U.S. may have to seek alternative to Kyoto Protocol

by Mike Adams, the Health Ranger, NaturalNews Editor

Newsday.com explains why the Kyoto Protocol may fail, as the rift between developed and developing nations has proven difficult to bridge.



The UN summit on climate change going on in Montreal was billed as the next step in advancing the controversial Kyoto Protocol to limit production of greenhouse gases. But it could be the beginning of the end for Kyoto. The flaws in the climate treaty, cited by both the Clinton and Bush administrations for the U.S. refusal to participate, are becoming starkly evident. But even if the Kyoto protocol dies, the crisis it was meant to address won't go away. And the United States has an obligation, as the biggest emitter of greenhouse gases today, to pitch in to come up with better solutions, instead of simply rejecting bad remedies.
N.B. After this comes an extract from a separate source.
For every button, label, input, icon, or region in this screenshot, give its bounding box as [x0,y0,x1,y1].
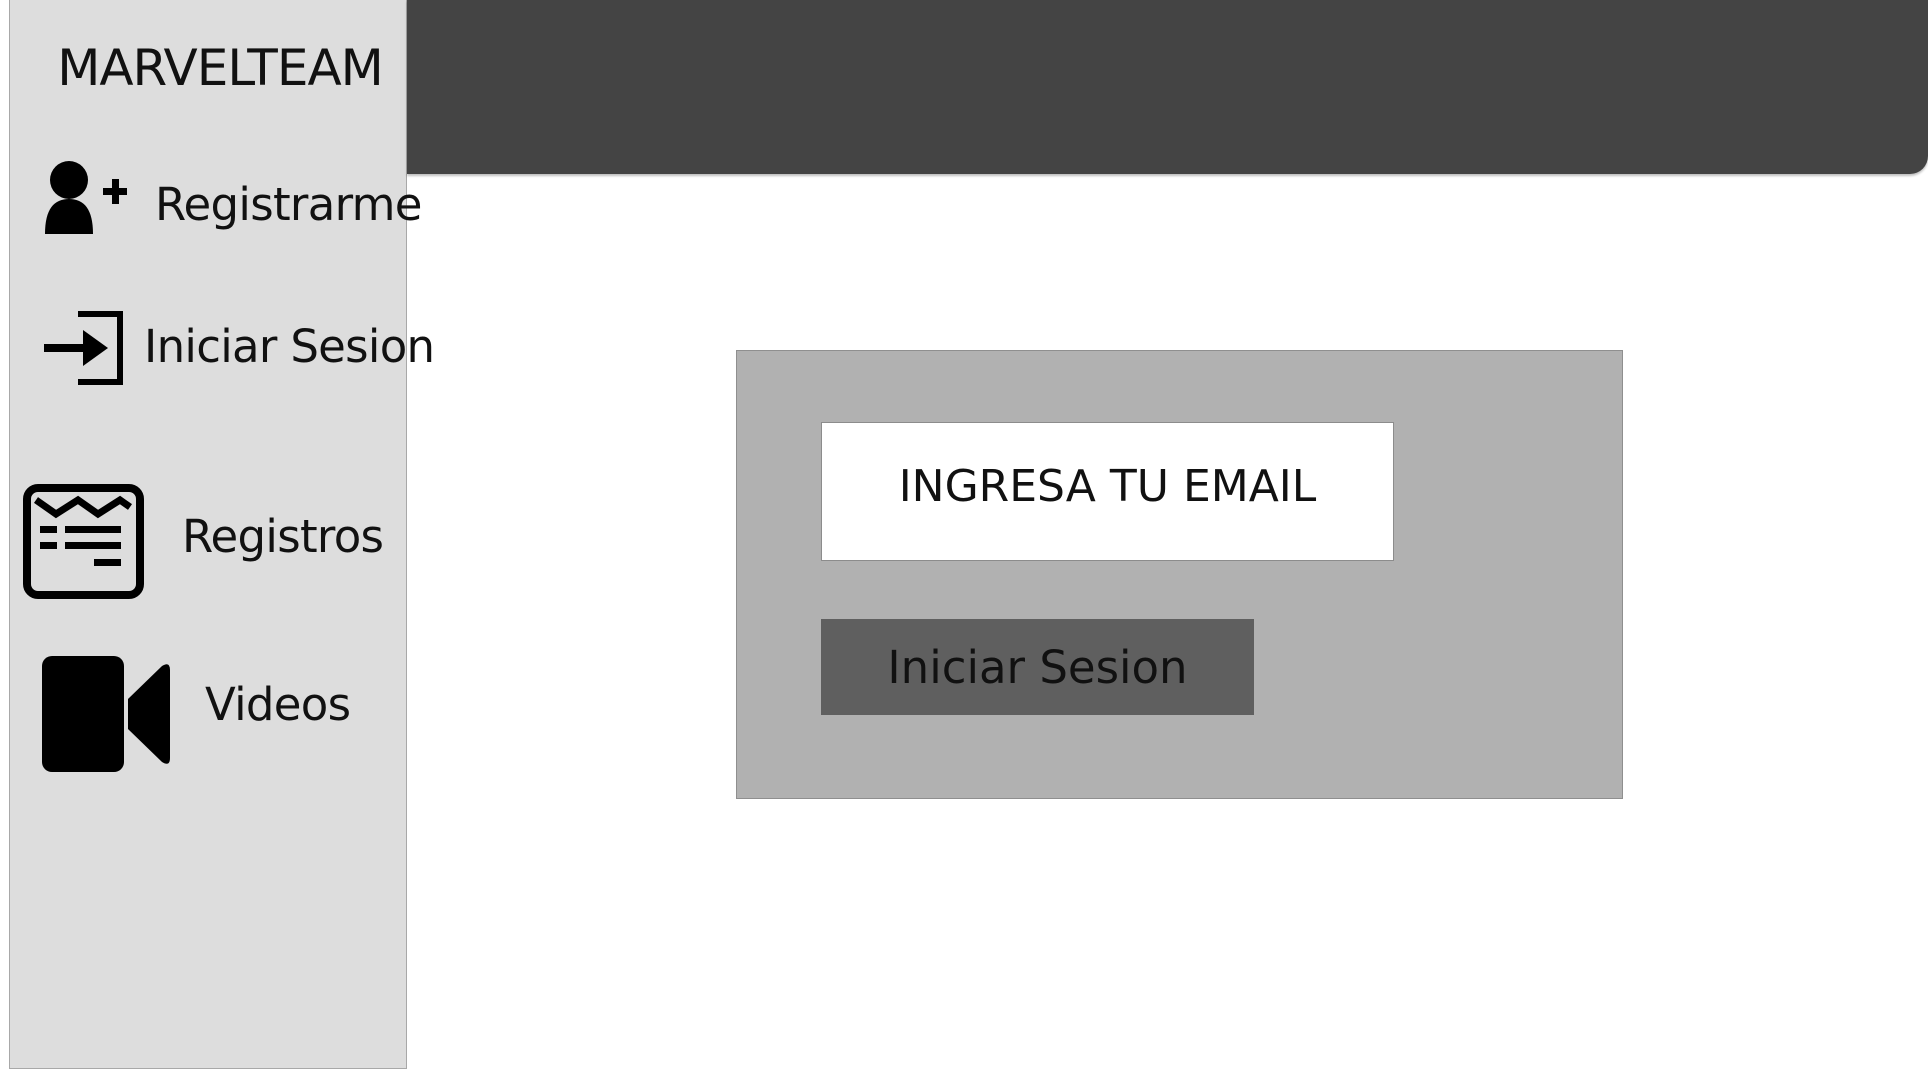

Global warming leading to destructive climate change is a reality. But how to limit the emissions of greenhouse gases - such as carbon dioxide - the prime cause of global warming, has become a conundrum with few apparent long-term solutions. The biggest Kyoto flaw now is clear: China and India and other developing nations going through rapid industrialization are exempt from any limits under the protocol- and they are consuming far more energy, and producing far more greenhouse gases than anticipated when the protocol was drawn up. In a short time, they are expected to equal and even surpass the United States in greenhouse gas emissions. Yet they reject limits with a simple argument: Developed nations have no right to tell developing nations not to duplicate the environmental damage they themselves caused in the process of becoming rich. The burning of fossil fuels that produce CO2 and the deforestation of vast tracts of land that act as sponges to absorb it are seen as keys to their development. So the solutions may lie in technology and efforts to develop alternative energy sources. The expansion of nuclear power to create a hydrogen-based economy is often cited and must be considered.